A lot of teams have a good instinct for how to approach a web or network test:

  • Start with scope and rules of engagement,
  • Do some light recon,
  • Map the attack surface,
  • Then carefully validate anything that looks interesting.

But that knowledge often lives in people’s heads, scattered notes, and half‑remembered scripts. That works fine until you want to:

  • Onboard new testers quickly,
  • Bring in more automation, or
  • Let “agents” (LLM‑driven or otherwise) handle the boring parts safely.

I’ve been working on turning that instinct into something much more explicit, but still private: a small, structured “manual” that humans and tools can both understand.

This post talks about the shape of that manual, not the internals.

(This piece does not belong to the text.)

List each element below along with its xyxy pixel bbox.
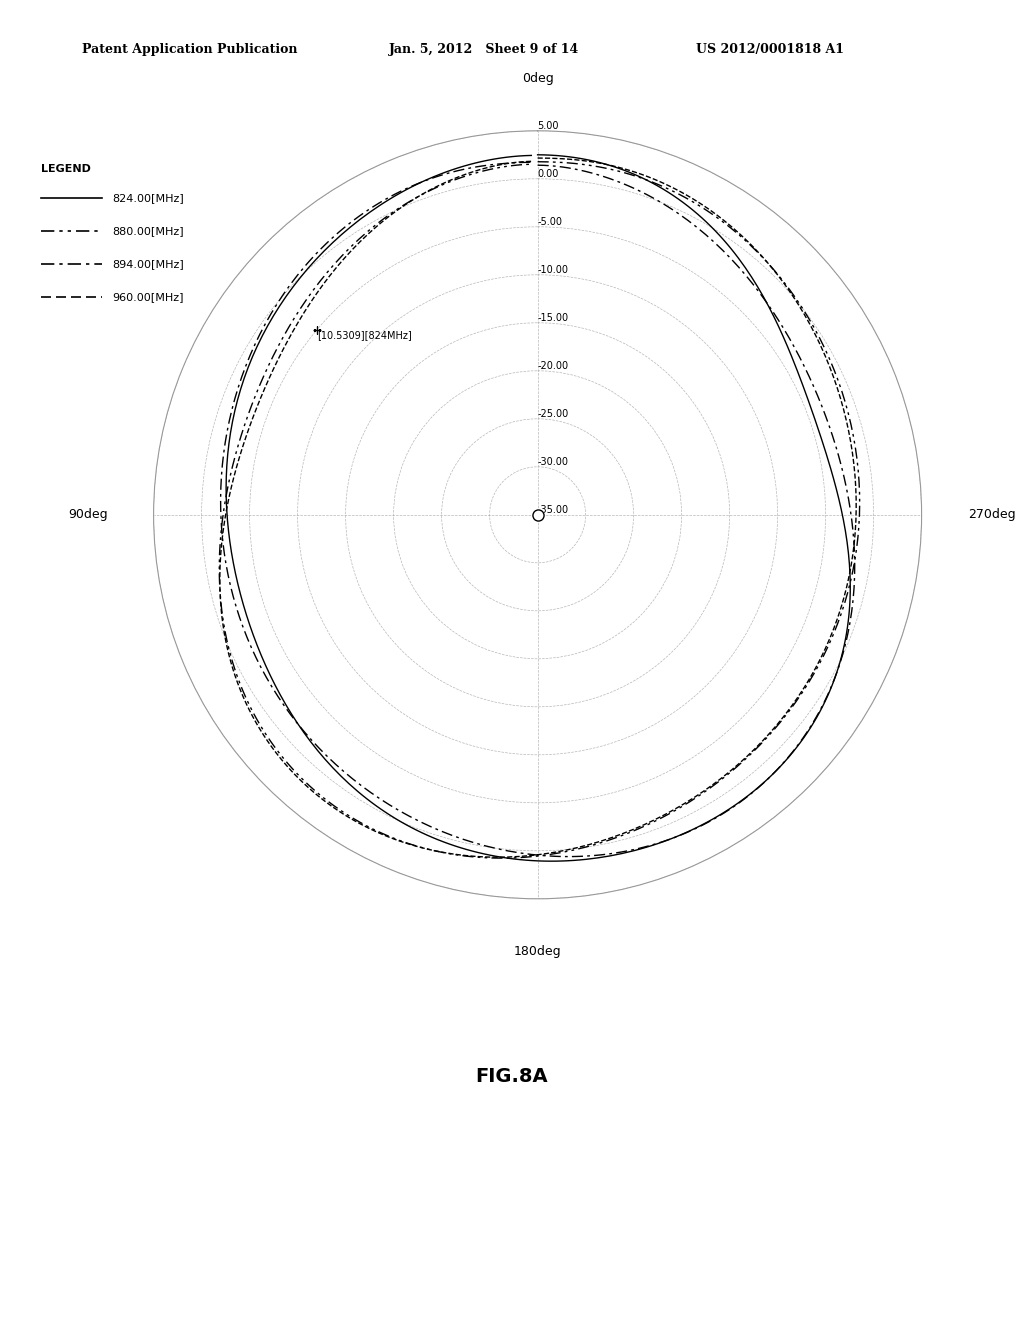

The problem: humans improvise, agents need a map

Humans are good at reading between the lines:

  • “This is production, so I probably shouldn’t hammer it.”
  • “This endpoint smells like business logic; be gentle and think before fuzzing.”
  • “We’re clearly off‑scope if we go here.”

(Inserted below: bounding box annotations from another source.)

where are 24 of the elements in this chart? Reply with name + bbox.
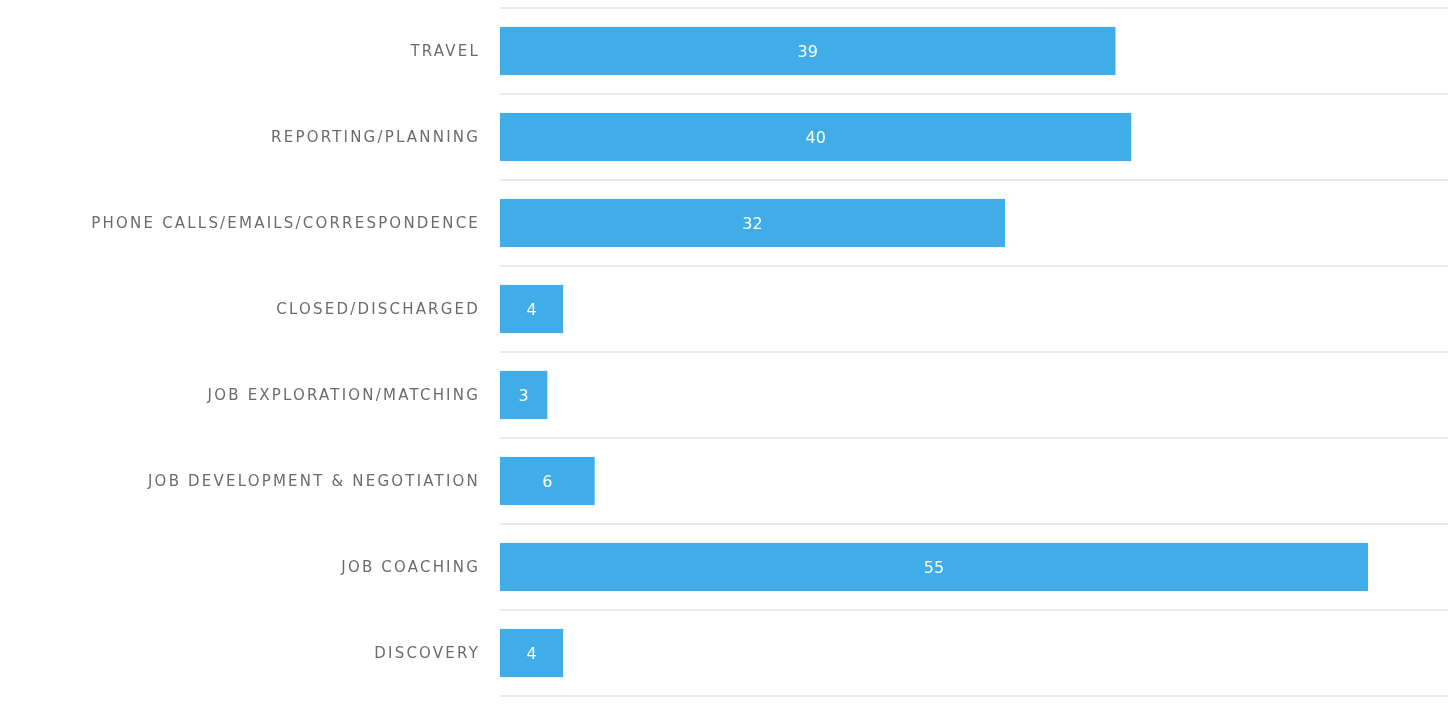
y-tick-label: JOB DEVELOPMENT & NEGOTIATION [147,471,480,490]
bar [500,26,1116,76]
bar [500,112,1132,162]
y-tick-label: CLOSED/DISCHARGED [276,299,480,318]
data-label: 32 [742,213,763,233]
y-tick-label: REPORTING/PLANNING [271,127,480,146]
data-label: 39 [797,41,818,61]
data-label: 55 [923,557,945,577]
bar [500,284,564,334]
y-tick-label: JOB EXPLORATION/MATCHING [206,385,480,404]
bar [500,198,1006,248]
bar [500,628,564,678]
bar [500,370,548,420]
data-label: 6 [542,471,553,491]
bar [500,542,1368,592]
y-tick-label: PHONE CALLS/EMAILS/CORRESPONDENCE [91,213,480,232]
y-tick-label: JOB COACHING [340,557,480,576]
data-label: 40 [805,127,826,147]
data-label: 3 [518,385,529,405]
data-label: 4 [526,299,537,319]
bar [500,456,595,506]
y-tick-label: DISCOVERY [374,643,480,662]
data-label: 4 [526,643,537,663]
y-tick-label: TRAVEL [409,41,480,60]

Agents don’t have that gut feel.

If you want to safely delegate parts of an engagement, you need a way to encode intent:

  • What’s allowed here?
  • How “loud” am I allowed to be?
  • Which flow should I follow for this kind of target?
  • When must I stop and ask a person?

That’s what this manual is trying to solve.


Environments matter as much as targets

The manual also distinguishes between where you are:

  • Production vs staging vs development vs lab.
  • External perimeter vs internal network.
  • Business‑critical vs low‑risk systems.

The same technique can be completely fine in a lab and totally unacceptable in production. Rather than trying to remember that ad‑hoc, each environment profile spells out:

  • Default mode,
  • Things that are never acceptable,
  • Things that require explicit sign‑off.

This is the bridge between “we have a policy doc somewhere” and “the tooling actually behaves the way the policy expects”.


Guardrails and approval points

The riskiest parts of an engagement are usually obvious to a senior tester:

  • Large password or MFA code spaces,
  • High‑volume fuzzing,
  • Anything involving big data pulls,
  • Anything that writes or changes configuration.

The manual bakes those into a tiny list of “must ask first” moments.

When a human is driving, it’s just a reminder. When an agent is driving, it’s a hard stop:

“I’ve reached a potentially dangerous decision. Here’s what I’m thinking and why. Do you approve?”

That one pattern alone goes a long way towards making automated help feel like a safety net instead of a liability.


Why bother?

None of this replaces experience or judgement. You still need people who understand the business, the stack, and the threat model.

What it does give you is:

  • A way to scale that experience across people and tools,
  • A language you can share with agents without exposing your internal playbook,
  • And a clearer separation between “what we do” and “how a given tool happens to implement it today”.

The manual I’ve been building is private by design, and it will stay that way. But the pattern is general:

  • Define modes,
  • Define workflows,
  • Define environments,
  • Define guardrails.

If you get those four right, the rest of your automation – including agent‑style workflows – has something solid to stand on.